As for social mobility, that only works if you've got money behind you. You can't just move to London to find a job without any accommodation, many that do that end up rough sleeping. Nor can you keep travelling for hours at short notice for interviews, public transport is damn expensive. If you look at most working class towns, social mobility just doesn't exist.

Weetabixandshreddies · 01/02/2019 10:57

OP people who lived during WW2 had it harder than you had it in the 80s. People in the Depression of the 30s had it harder than you. People who lived during the bubonic plague had it harder still.

What do you have to complain about?

It's all relative isn't it?

Believeitornot · 01/02/2019 10:58

What’s your point OP exactly?

The 1980s have gone so what’s the point in saying things were harder in my day?
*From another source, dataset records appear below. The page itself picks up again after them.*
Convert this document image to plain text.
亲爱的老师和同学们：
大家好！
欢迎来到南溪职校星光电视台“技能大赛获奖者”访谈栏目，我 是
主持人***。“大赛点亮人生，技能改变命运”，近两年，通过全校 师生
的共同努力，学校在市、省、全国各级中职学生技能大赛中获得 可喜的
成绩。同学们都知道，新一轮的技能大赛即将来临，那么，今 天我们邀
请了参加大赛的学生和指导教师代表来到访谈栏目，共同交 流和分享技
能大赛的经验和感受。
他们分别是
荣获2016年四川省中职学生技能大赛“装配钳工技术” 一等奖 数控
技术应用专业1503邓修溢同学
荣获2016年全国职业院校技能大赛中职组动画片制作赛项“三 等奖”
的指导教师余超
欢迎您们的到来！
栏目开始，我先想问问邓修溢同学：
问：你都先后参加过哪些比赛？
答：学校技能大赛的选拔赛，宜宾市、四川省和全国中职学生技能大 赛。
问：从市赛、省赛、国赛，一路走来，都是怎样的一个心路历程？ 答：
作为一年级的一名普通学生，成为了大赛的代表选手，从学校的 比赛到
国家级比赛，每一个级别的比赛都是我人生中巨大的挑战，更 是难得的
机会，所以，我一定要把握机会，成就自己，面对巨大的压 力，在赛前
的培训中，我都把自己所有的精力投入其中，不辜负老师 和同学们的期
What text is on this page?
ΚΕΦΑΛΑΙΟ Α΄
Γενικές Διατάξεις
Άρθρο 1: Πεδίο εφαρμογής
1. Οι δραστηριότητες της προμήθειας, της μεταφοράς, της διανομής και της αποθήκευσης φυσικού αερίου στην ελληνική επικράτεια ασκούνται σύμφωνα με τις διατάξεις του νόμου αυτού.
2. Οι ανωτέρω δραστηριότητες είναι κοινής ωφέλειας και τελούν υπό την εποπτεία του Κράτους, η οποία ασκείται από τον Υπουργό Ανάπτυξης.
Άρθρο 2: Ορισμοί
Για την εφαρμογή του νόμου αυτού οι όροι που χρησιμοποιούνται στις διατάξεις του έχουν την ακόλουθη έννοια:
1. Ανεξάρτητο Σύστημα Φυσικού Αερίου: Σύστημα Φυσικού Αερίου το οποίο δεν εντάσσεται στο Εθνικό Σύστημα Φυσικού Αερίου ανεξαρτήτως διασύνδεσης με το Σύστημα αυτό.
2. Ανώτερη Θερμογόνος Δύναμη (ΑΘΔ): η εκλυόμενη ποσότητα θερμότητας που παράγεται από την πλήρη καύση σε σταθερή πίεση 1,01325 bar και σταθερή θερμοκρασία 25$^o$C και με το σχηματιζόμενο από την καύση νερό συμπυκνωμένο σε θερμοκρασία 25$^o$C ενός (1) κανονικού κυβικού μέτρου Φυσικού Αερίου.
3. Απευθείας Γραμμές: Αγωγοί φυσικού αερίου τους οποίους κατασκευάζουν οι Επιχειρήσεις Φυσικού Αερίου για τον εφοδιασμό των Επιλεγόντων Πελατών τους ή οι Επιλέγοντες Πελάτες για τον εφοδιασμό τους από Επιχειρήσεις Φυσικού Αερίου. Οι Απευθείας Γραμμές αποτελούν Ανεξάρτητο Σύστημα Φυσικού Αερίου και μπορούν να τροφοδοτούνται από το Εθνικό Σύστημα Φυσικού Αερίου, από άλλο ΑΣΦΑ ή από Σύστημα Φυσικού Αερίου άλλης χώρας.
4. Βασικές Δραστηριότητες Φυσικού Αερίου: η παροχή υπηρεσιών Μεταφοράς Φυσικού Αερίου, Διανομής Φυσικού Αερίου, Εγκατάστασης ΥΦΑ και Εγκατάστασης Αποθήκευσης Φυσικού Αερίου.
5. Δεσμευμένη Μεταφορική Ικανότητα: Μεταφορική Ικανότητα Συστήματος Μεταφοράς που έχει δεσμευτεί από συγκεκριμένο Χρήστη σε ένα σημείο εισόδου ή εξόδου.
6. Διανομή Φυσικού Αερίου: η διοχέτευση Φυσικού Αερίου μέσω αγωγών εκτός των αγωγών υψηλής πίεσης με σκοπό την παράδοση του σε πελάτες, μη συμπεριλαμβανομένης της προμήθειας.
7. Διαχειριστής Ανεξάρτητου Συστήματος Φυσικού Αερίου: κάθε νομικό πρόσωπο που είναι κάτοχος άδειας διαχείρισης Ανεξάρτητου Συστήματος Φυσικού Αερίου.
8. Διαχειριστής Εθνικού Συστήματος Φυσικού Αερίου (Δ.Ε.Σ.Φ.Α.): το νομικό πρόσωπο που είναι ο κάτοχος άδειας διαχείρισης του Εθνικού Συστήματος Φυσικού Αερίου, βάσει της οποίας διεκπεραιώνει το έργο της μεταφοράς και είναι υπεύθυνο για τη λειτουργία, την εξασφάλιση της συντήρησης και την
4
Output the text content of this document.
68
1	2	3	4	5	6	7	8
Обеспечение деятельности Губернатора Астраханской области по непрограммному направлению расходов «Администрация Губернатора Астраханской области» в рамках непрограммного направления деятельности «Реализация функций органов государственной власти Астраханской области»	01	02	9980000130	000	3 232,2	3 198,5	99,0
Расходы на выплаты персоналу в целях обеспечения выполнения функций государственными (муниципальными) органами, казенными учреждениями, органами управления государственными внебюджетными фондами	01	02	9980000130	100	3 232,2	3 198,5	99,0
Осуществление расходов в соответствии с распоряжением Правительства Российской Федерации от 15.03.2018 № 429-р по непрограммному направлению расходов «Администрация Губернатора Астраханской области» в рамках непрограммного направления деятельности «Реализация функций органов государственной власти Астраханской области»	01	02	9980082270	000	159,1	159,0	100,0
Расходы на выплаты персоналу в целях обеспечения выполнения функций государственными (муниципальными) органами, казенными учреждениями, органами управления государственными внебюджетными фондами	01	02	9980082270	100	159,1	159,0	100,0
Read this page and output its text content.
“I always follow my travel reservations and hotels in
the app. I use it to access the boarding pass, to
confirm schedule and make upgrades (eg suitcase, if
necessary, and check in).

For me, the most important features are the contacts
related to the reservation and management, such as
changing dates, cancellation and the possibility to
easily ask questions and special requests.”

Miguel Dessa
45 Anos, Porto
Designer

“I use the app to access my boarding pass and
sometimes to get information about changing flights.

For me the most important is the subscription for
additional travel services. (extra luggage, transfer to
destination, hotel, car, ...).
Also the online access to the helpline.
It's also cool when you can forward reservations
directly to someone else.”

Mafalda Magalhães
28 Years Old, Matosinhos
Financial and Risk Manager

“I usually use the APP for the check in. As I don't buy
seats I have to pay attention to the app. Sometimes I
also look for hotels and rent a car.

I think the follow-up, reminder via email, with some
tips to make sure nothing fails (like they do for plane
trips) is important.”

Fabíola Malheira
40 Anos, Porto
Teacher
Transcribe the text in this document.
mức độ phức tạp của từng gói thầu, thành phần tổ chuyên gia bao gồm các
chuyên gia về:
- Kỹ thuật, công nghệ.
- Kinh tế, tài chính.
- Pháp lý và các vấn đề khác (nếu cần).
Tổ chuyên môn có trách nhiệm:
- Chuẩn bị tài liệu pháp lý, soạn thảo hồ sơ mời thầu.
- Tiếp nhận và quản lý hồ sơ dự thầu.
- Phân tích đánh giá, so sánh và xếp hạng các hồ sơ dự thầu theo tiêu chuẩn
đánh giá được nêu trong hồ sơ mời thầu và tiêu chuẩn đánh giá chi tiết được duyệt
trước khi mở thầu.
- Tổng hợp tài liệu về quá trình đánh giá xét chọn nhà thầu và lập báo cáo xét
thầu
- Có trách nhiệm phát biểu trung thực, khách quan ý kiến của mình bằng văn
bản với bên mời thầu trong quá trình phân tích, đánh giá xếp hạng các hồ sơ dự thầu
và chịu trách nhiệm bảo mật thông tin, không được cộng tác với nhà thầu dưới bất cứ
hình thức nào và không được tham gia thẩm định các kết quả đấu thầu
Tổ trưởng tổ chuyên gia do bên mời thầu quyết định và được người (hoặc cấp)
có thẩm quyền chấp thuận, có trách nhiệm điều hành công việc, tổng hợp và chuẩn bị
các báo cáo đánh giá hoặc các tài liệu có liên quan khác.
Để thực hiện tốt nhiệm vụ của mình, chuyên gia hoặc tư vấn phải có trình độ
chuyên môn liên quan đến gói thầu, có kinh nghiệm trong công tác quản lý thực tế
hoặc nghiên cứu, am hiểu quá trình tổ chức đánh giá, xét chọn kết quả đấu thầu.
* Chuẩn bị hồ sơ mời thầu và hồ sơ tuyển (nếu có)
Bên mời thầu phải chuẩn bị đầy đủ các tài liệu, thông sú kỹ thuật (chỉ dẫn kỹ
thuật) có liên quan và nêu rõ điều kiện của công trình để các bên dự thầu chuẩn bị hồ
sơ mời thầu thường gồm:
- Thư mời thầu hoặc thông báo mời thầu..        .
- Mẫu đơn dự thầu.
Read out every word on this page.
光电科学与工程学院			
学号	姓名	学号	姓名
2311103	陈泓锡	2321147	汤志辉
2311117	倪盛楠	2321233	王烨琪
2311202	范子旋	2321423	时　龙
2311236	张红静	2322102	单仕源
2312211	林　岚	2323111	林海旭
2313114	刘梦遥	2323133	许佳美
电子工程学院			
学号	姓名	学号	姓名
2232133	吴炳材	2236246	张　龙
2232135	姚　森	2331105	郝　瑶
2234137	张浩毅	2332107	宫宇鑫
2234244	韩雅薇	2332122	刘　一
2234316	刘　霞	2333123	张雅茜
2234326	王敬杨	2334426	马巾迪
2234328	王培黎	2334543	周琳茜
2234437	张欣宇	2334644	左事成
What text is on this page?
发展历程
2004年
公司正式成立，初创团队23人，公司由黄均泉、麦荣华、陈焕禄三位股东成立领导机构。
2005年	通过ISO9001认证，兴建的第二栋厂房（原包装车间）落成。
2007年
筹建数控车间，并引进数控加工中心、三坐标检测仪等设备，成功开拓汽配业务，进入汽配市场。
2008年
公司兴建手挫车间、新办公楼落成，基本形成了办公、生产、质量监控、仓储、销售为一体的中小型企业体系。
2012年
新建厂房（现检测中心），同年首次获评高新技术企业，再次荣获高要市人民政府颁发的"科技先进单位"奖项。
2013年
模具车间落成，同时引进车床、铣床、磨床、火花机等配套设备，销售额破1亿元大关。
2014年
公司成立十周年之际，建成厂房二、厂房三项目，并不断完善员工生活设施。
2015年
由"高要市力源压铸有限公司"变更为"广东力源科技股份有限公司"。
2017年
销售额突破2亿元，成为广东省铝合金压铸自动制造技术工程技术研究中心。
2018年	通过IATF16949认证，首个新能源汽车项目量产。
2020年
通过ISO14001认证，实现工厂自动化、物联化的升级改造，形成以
You’re not a young person living today, so you’ll have to rely on empathy.

The plain truth is, instead of having a go at young people for not knowing they’re born, why don’t we turn our attention to those who’ve made it how it is each and every time?

The bloody politicians and ruling classes.

When things turn to shit, they’re still ok. It happened during the world wars (the poor were the ones who suffered by being front line soldiers), it happens during recessions (look at the City for example) and it’ll happen during Brexit too (which is why Farage et al can merrily cheer for no deal).

Yet again people are turning against other generations. When instead we should be working together and demanding that those who are rich and in charge stop pushing the rest of us down.

LordProfFekkoThePenguinPhD · 01/02/2019 10:58

I think the point is that we have lived through uncertain and scary times and have experience of how crap it is. When you see the next recession looming and know how your job will go “puff” overnight (and you aren’t 20 any more) it’s very sobering.

Birdsgottafly · 01/02/2019 10:58

Did zero hour contracts exist then?

The Men would turn up at the docks/on building sites and the Gaffer would point, "you, you and you..., now the rest of you fuck off". Whoever was in charge often showed religious favouritism. The Men would just walk site to site.

Women in factories and clothing manufacturers, would be layed off for weeks until a new order came in.

Watching Classic Coronation, one of the characters went to the job centre and there was nothing paying over £1.45 an hour. That was 1989.

"Food banks because people can't afford to feed their families."

In my area we had a voucher system and SS was different, they'd have a home worker distribute food. As well as Churches.

There was a place were the children could get coats and shoes. One year the coats were purple, so everyone else avoided purple. If something anti-social happened, the first question was "was it one of the purple kids?".

You'd take your children to get given school uniform, as well.

There was a lot of malnutrition about. My Grandmother used to remark about how healthy the children looked, with shiny hair in the 00's, compared with earlier times.

Racecardriver · 01/02/2019 10:58

The vast majority of people going into the work force today are going struggle to get a proper job. The graduates market is completely oversaturated. Meanwhile lesser paying jobs aren’t actually enough to live on. Even trainee doctors barely have enough to live off. Unfortunately being employed does not guarantee a living these days. Let’s not even think about the recession we are overdue. Too many people don’t earn enough to support themselves/their families and they never will. The result is that 10% of the country is supporting 90%. The tax rate for higher band tax payers is crippling. Even being a high earner doesn’t guarantee prosperity any more. Many families in that ten percent are living paycheque to paycheque. It’s a difficult time for everyone.

Bombardier25966 · 01/02/2019 10:59

And the above doesn't just apply to London. My closest city has what is known as tent city, which is busy at night but clears our in the daytime when the residents go to work. Is that what people should be doing, sleeping out in sub zero temperatures just so they can demonstrate their solid work ethic?

AntheaGreenfern · 01/02/2019 11:03

Hollowing out of the middle class is the term I have heard.